HOW TO AVOID BOTULISM AND CONTAMINATION
Canned food safety is a recurring theme because there are different microorganisms that can cause food spoilage such as yeasts, molds and bacteria, but the latter are the great threat to our canned food as they are resistant to heat.
Molds and yeasts die from 60º, but bacteria withstand higher temperatures and thrive, without the need for oxygen, in low-acid (alkaline), humid and closed environments, such as those found in canning containers. Hence the need to respect all the phases of the process and sterilize at high temperature, first the empty containers and then with the preserves inside.

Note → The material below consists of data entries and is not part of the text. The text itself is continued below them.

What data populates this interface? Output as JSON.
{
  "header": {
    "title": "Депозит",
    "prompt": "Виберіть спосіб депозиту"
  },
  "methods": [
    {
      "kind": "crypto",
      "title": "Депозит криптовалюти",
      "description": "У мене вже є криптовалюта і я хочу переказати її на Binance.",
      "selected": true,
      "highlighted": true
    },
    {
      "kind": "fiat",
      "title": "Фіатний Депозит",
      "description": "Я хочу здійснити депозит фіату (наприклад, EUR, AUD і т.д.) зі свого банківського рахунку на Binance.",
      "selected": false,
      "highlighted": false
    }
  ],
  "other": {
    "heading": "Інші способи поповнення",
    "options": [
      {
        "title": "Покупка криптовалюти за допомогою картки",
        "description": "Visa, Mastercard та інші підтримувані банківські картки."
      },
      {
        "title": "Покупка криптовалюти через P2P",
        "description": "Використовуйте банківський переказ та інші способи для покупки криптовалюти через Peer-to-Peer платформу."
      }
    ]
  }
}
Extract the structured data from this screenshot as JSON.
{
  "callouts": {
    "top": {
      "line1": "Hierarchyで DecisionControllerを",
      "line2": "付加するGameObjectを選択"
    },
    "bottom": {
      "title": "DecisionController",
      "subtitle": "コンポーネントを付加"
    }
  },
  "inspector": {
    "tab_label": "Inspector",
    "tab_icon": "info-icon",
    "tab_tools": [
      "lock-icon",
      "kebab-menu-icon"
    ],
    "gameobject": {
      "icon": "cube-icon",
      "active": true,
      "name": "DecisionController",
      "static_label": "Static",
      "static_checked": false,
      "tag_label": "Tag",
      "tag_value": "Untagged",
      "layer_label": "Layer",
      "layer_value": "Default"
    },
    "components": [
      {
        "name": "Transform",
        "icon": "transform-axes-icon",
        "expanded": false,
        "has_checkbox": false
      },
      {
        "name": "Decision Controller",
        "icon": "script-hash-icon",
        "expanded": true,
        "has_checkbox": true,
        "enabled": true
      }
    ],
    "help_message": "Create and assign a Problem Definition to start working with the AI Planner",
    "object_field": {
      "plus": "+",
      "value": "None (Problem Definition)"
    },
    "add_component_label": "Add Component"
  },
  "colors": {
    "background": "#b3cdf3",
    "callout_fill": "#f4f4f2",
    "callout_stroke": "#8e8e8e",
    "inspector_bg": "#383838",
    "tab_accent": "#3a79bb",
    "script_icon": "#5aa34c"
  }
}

The scariest disease when dealing with these issues is botulism, caused by a toxin produced by the bacterium Clostridium botulin. This toxin can be found in poorly prepared canned food, both in a water bath or by vacuum systems, in low-acid canned foods that have been subjected to inadequate heat treatment, in some meat products, non-chlorinated waters or by inhalation.
Preserves that have a swollen lid that give off strange odors, that make a kind of foam or that gas comes out when opened should be ruled out without hesitation.
ENJOY CANNING FOR MONTHS
It is recommended to store home canning in a dark, cool and dry place because humidity promotes mold growth.
In general, they keep perfectly for more than a year and some much longer, but each case must be evaluated because low-sugar jams and compotes have a shorter shelf life.
Once opened, the preserves are exposed to environmental bacteria, so they must be consumed in a few weeks and always stored in the refrigerator.
With all these tips, today, as in grandmother’s time, we can continue to enjoy seasonal fruit jams for the rest of the year.